I'm participating in Saturday Centus, hosted by Jenny Matlock.
Each week we are provided a writing prompt and charged with the task of using that prompt and an additional 100 words to create a short, short, short story. It's an exercise in using your imagination and having a good time.
This week I'm collaborating with my good friend Vicki @ Change In A Bottle to create what I like to think of as a rolling work, done in multiple chapters. The prompt in each chapter is blue:
Chapter One (PJ)
I peered into the cardboard box of treasures she’d squirreled away. In the computer age, why would anyone hold onto yellowed ephemera?

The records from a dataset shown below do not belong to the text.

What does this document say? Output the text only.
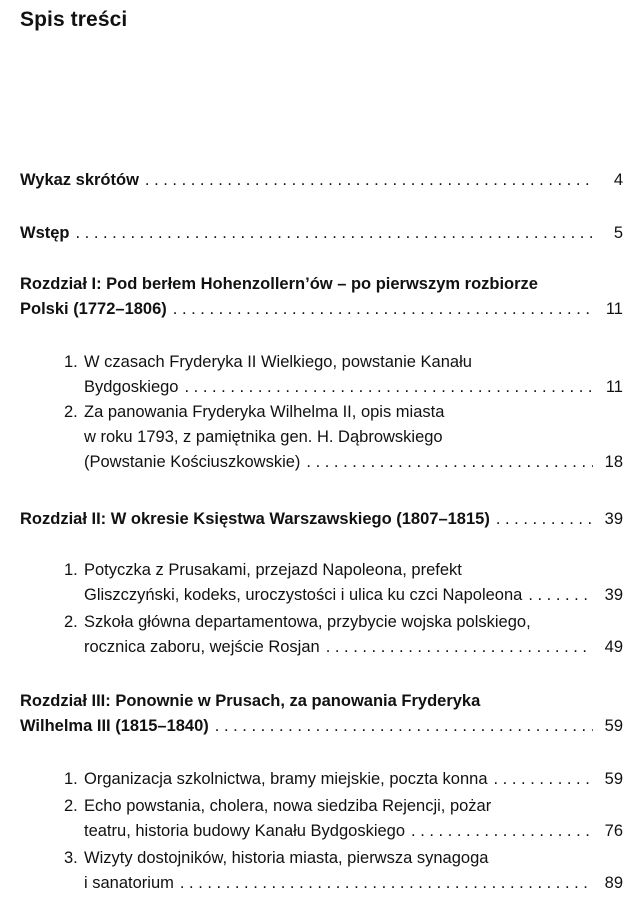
Spis treści
Wykaz skrótów . . .	4
Wstęp . . .	5
Rozdział I: Pod berłem Hohenzollern’ów – po pierwszym rozbiorze
Polski (1772–1806) . . .	11
1. W czasach Fryderyka II Wielkiego, powstanie Kanału
Bydgoskiego . . .	11
2. Za panowania Fryderyka Wilhelma II, opis miasta
w roku 1793, z pamiętnika gen. H. Dąbrowskiego
(Powstanie Kościuszkowskie) . . .	18
Rozdział II: W okresie Księstwa Warszawskiego (1807–1815) . . .	39
1. Potyczka z Prusakami, przejazd Napoleona, prefekt
Gliszczyński, kodeks, uroczystości i ulica ku czci Napoleona . . .	39
2. Szkoła główna departamentowa, przybycie wojska polskiego,
rocznica zaboru, wejście Rosjan . . .	49
Rozdział III: Ponownie w Prusach, za panowania Fryderyka
Wilhelma III (1815–1840) . . .	59
1. Organizacja szkolnictwa, bramy miejskie, poczta konna . . .	59
2. Echo powstania, cholera, nowa siedziba Rejencji, pożar
teatru, historia budowy Kanału Bydgoskiego . . .	76
3. Wizyty dostojników, historia miasta, pierwsza synagoga
i sanatorium . . .	89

I snatched a dog-eared newspaper photo that stuck out from under a careless pile. “Why did you save this, Terra? It must be 2 decades old! Who the heck is it anyway?"
She removed it carefully from my hand and told me how she’d been brutally raped when she was 13, walking home one night. The man in the photo had saved Terra’s life.
She returned the photo to its rightful place and spoke reverently, “That’s why it meant so much to me.”
CHAPTER TWO (Vicki)
It was haunting seeing Karen unfold the clipping, attempting to open moments as delicate as the paper. Watching the distress in her eyes.
I hadn't told anyone. Mom said never to, it would bring the horrors ripping back through my mind. That no one would believe it.
Yet it's been there gnawing at my memory. Through the healing years of smiles hiding the wrenching heartache, laughter hiding the inner screams.
Karen is the only one I can tell. That’s why it meant so much to see the tears wavering in her eyes.
And my own; never to surface until now.
But will she believe me?
Chapter Three (PJ)
“Oh Terra, don’t cry! I’m okay!” Karen embraced me as I sobbed.
I took a step back and avoided her eyes, first trying to find the words, then trying to form them.
“R-R-Remember when I spent that year away to help my Gram out?”
“Sure.”
“Gram didn’t need help; I did.” She whispered, “I-I was date raped, g-got pregnant and my parents made me have the baby and give it up for a-d-doption.”
The floodgates of a lifetime opened up. Karen knew it wasn’t the time to speak. She wrapped me in her arms for hours and let me cry. That’s why it meant so much.